County COVID panel discusses outbreaks, hospitalizations

Funding still available for small businesses, nonprofits and renters.

The Camden County COVID panel convened on Sept. 20 to discuss school outbreaks, flu season and funding. 

Camden County Commissioner Jonathan Young was joined by Congressman Donald Norcross, Virtua Chief Clinical Officer Reginald Blaber, and Assistant Public Health Coordinator Caryelle Lasher. 

Young began the panel by reporting that the county is averaging about 124 cases a day. While test positivity (6.8 percent) and infection rate (1.08 percent) decreased, the hospitalization rate has increased to 7 percent. 

Young also explained that the Pfizer booster shot had been approved, and the county is  working with the Department of Health and Cooper University Healthcare to create a distribution plan for the shots as soon as Oct. 11 at the Camden County College Campus.

Norcross added that the vaccine is not about the individual, but everyone the individual touches.

“You have a choice,” he said. “If you stay home, and (are) not around anybody and you choose not to get it, you might not hear it from doctors or health care. That’s fine. The moment you interact with other people, it’s about all of us, and that takes a vaccine.”

Blaber shared that hospitalization has risen significantly since this time last year.

“Our health-care workers are exhausted,” he noted. “We’ve seen a lot of workers leave health care.

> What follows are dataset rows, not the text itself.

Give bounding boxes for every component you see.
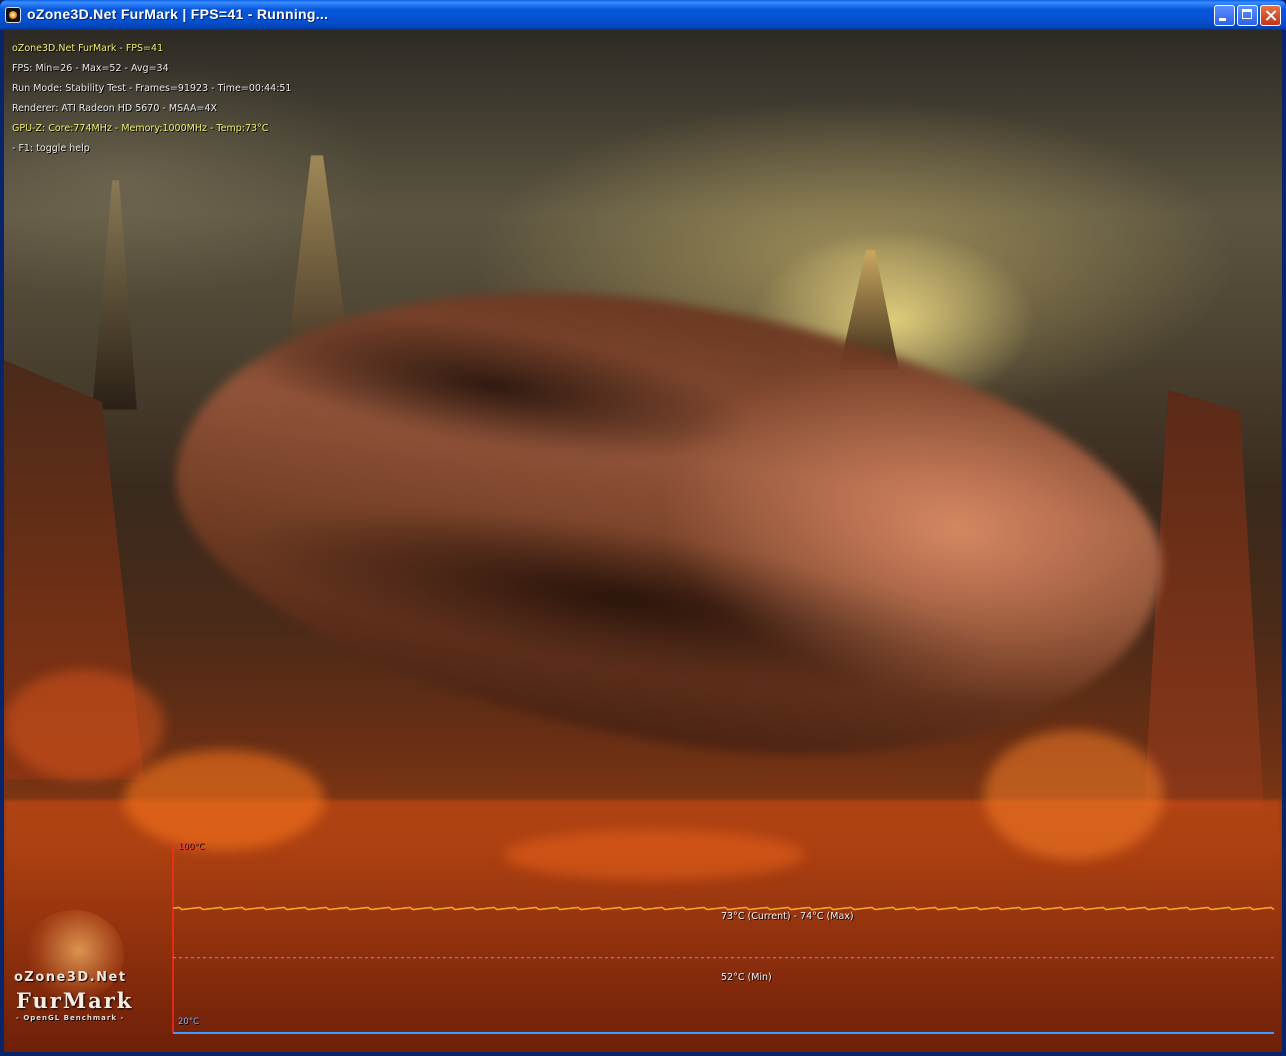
window-title: oZone3D.Net FurMark | FPS=41 - Running..… (27, 6, 329, 22)
graph-current-label: 73°C (Current) - 74°C (Max) (721, 911, 854, 922)
title-bar[interactable]: oZone3D.Net FurMark | FPS=41 - Running..… (0, 0, 1286, 30)
logo-subtitle: - OpenGL Benchmark - (16, 1014, 125, 1022)
render-viewport[interactable]: oZone3D.Net FurMark - FPS=41 FPS: Min=26… (4, 30, 1282, 1052)
furmark-window: oZone3D.Net FurMark | FPS=41 - Running..… (0, 0, 1286, 1056)
graph-temperature-line (172, 906, 1275, 911)
furmark-app-icon[interactable] (5, 7, 21, 23)
logo-swirl-icon (24, 910, 124, 1000)
close-button[interactable] (1260, 5, 1281, 26)
graph-min-label: 52°C (Min) (721, 972, 772, 983)
maximize-button[interactable] (1237, 5, 1258, 26)
graph-axis-max-label: 100°C (178, 842, 205, 852)
furmark-logo: oZone3D.Net FurMark - OpenGL Benchmark - (12, 910, 147, 1050)
graph-axis-min-label: 20°C (178, 1017, 200, 1027)
minimize-button[interactable] (1214, 5, 1235, 26)
logo-ozone3d-text: oZone3D.Net (14, 970, 127, 985)
temperature-graph (172, 845, 1275, 1034)
logo-furmark-text: FurMark (16, 988, 134, 1013)
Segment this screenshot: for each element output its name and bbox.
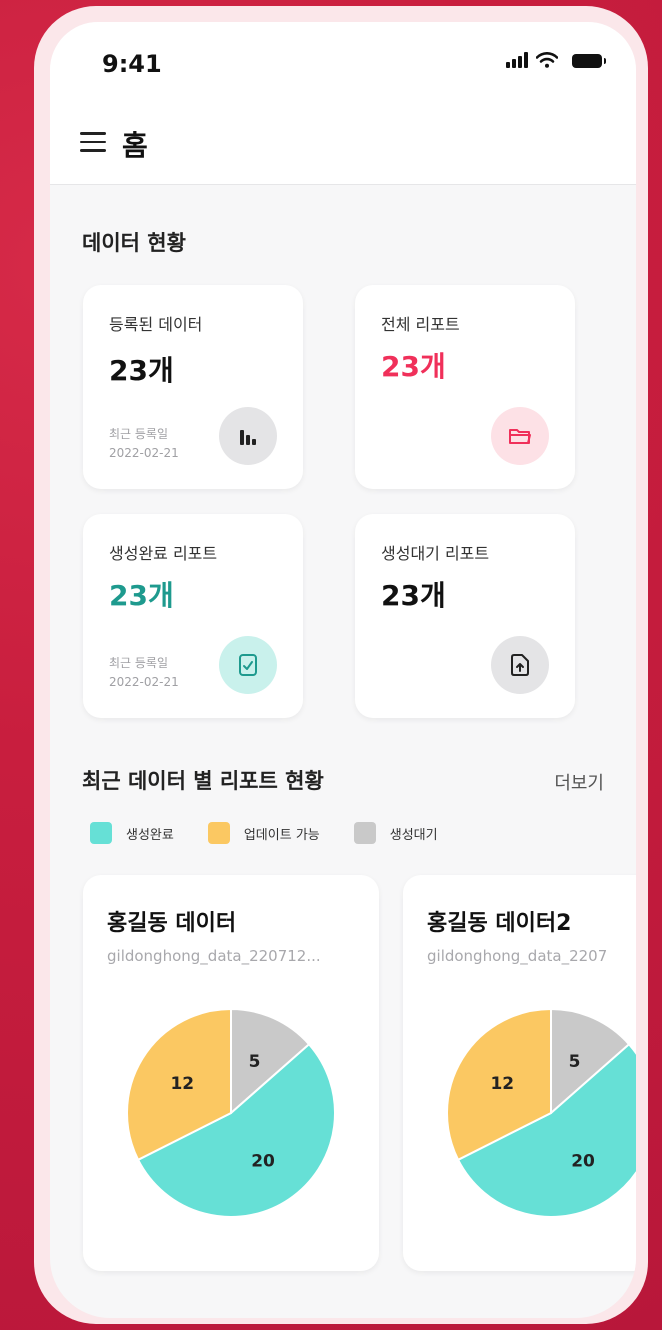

Those who are behind are spread thin.

“If you decide not to get vaccinated, you’re just putting them at risk, and also, you might be pushing someone else out of the hospital who might have cancer and be getting chemotherapy or have pneumonia,” Blaber added.

He said hospitals are at a volume Virtua has never seen before due to people who put off regular health care for the past 18 months now seeking it. Blaber also touched on flu season and said there were a total of two flu cases in the entire past year because of safety precautions that include masks and social distancing.

“Our fear is that as the weather gets colder and people are pushed inside, if we’re not wearing masks, not social distancing and especially if we’re not vaccinated, we will see a very significant rise [in COVID cases.]” Blaber warned.

Lasher said prior to school starting, a quarter of COVID cases were in children under 18. Since school began, there have been more than 260 cases in the school systems  and three outbreaks linked to sports teams. Despite those numbers, there have been no outbreaks linked to classrooms, she added, defining an outbreak as “three or more cases linked to a school setting.”

“We’re not counting an outbreak for a school unless it’s related to transmission that’s occurring in the school,” Lasher said. 

For example, if there were three cases of COVID at a school, but all three were siblings who contracted the virus at home, or there were 50 cases linked to a sleepover party, it would not count as a school outbreak because the transmission did not happen there.

Lasher clarified that the cases being reported were mainly from household members, children of health-care workers and unaffiliated sports teams. 

In other news:

  • Young reiterated that COVID relief funds are available to small businesses, nonprofits and renters at camdencountyrecovers.com.  
  • Norcross announced that Congress would vote on a number of issues, including infrastructure bills, raising the debt limit, increasing PELL grants and improving the New Jersey addictions hotline.